My answer is increasingly becoming one that I notice other HSPs follow: Simplification. A smaller, less expensive lifestyle that is sustainable at the income level generated by whatever professions allow us to follow our bliss.

Saturday, November 02, 2002

Friends, Chaos and Detachment

The new telephone directory arrived a few days ago. Whenever it arrives, I have this old habit of going through and finding friends and acquaintances; looking for people I've lost touch with, and so forth. I noticed this year that everyone has "gone." Almost everyone, anyway.

And then I got to thinking about who these people were, and what kinds of relationships we had. And why they ended, so easily, just sliding away into a state of neglect. As a result of this little exercise in analysis, I also came to the very difficult (or uncomfortable) conclusion that-- in many cases-- I "owned" part of the problem.

I deluded myself that these people were "friends," but really... they were there because they could "get" something from me, a "feed" of sorts, and when that "feed" stopped, so did their interest. I realize that I tend to come across as someone who has "the answers" and others often operate under the perception that I have my life together. Which is simply not true-- but perceptions are often more important than facts.

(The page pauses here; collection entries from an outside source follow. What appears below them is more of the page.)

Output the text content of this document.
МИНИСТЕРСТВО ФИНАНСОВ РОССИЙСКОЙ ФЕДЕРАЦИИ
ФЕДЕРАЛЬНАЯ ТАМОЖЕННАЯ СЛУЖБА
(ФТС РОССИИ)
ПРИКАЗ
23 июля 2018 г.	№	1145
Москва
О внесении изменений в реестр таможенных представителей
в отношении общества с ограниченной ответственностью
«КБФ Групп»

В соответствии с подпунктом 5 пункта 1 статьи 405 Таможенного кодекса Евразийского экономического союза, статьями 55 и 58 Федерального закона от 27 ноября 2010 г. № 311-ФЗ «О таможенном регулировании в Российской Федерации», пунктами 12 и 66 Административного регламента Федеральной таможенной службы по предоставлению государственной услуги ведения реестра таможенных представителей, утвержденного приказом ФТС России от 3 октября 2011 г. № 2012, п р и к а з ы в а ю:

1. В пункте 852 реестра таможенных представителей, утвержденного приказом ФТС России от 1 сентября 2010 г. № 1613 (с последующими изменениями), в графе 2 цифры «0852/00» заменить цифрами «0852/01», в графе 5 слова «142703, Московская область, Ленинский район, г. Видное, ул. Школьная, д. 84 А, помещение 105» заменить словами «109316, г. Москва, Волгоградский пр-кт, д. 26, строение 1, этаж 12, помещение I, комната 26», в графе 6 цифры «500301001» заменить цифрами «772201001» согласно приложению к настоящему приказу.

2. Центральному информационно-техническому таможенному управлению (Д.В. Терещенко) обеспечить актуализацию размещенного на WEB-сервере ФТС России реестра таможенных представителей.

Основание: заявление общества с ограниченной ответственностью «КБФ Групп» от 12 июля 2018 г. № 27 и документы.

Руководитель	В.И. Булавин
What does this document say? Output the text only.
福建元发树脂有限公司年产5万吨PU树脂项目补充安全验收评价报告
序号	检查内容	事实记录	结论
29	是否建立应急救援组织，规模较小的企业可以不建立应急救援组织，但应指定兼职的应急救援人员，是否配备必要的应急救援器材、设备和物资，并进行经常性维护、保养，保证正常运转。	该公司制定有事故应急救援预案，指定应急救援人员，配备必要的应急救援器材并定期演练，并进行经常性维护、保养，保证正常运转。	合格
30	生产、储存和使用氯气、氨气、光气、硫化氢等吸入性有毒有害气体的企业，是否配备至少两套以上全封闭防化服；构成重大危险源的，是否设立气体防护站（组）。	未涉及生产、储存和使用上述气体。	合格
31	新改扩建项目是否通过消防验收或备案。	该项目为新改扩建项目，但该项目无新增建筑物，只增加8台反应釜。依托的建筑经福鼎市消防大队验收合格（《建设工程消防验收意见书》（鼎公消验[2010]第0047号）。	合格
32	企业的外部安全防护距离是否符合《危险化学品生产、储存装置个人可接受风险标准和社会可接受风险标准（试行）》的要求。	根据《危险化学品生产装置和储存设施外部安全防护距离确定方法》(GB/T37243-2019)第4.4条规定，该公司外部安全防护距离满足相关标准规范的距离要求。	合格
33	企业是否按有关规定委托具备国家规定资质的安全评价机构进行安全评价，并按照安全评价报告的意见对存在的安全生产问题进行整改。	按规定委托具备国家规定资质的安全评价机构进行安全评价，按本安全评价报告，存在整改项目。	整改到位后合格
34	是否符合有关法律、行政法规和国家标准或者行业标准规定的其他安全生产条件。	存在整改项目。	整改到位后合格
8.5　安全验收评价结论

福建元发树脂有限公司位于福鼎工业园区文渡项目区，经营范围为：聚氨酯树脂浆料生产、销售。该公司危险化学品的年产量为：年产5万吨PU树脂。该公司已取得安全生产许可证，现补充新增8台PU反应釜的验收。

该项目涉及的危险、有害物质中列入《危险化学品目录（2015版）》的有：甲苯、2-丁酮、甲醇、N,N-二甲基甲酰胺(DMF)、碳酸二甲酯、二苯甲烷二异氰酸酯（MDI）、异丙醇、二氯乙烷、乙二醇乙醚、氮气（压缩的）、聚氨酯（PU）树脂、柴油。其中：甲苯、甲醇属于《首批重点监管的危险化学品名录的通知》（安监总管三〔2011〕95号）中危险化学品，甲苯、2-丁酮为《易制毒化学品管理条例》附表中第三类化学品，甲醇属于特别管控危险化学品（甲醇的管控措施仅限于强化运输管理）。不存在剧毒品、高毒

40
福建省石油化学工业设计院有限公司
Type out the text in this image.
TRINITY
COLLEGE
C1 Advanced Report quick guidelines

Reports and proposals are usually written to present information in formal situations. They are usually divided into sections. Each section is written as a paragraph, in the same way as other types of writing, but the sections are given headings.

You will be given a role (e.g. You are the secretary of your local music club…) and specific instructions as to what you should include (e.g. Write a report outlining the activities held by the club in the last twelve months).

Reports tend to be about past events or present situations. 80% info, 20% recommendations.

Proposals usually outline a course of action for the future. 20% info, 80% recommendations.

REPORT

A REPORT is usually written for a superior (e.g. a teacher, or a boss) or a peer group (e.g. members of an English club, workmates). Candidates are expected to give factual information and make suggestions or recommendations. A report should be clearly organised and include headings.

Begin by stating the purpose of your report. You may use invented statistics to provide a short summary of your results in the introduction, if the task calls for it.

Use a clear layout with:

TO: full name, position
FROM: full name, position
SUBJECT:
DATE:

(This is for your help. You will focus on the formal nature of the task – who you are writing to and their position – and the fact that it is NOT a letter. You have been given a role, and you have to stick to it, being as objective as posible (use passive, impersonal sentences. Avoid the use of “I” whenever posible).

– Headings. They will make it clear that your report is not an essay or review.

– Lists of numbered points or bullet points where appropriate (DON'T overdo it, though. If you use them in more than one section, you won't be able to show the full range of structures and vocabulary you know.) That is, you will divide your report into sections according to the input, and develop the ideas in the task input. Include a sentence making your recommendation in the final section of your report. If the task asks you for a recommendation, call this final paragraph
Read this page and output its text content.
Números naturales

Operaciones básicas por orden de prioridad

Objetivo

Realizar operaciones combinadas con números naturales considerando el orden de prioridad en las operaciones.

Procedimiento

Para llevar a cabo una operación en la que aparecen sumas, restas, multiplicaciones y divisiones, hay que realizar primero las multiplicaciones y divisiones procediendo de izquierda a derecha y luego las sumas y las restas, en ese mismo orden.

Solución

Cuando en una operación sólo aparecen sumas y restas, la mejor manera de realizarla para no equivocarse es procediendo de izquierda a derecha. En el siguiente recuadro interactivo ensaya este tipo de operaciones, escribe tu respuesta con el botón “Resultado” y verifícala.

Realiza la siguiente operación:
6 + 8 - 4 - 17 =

I don't want this to sound harsh, and it certainly doesn't make it EASIER to cope with losing someone.... but it really isn't "friendship" when people are just interested in me because I am "useful" to them. In my case, that "use" has often been my ability to act as a "guide" or "ship's counselor." Sometimes the use has been more practical-- often in a monetary sense. I can't deny that friendship certainly involves the process of "helping" a friend, but when the friendship is defined by my giving help-- it quickly becomes usuary. And in looking at this stuff, I have also come to realize that I have personally grown in a direction that makes the original "connection" with those people less relevant than it used to be.

A "real" friend recently sent me this web page link:

and I found it to be interestingly timely, mostly in the way it served as a reminder of many of the co-dependency issues I visited in therapy, many years ago. My travels through the online HSP Communities suggest that this is an issue that's relevent to many HSPs.

As an aside, is an enormous site with almost endless linked pages that allow you to meander and evaluate some of your own issues and struggles in life, and it also offers many (often "tough love" oriented, I grant you) solutions. Every underlined word is a link to yet another issue and level of "granularity." Many HSPs might find something useful there-- I know I certainly have.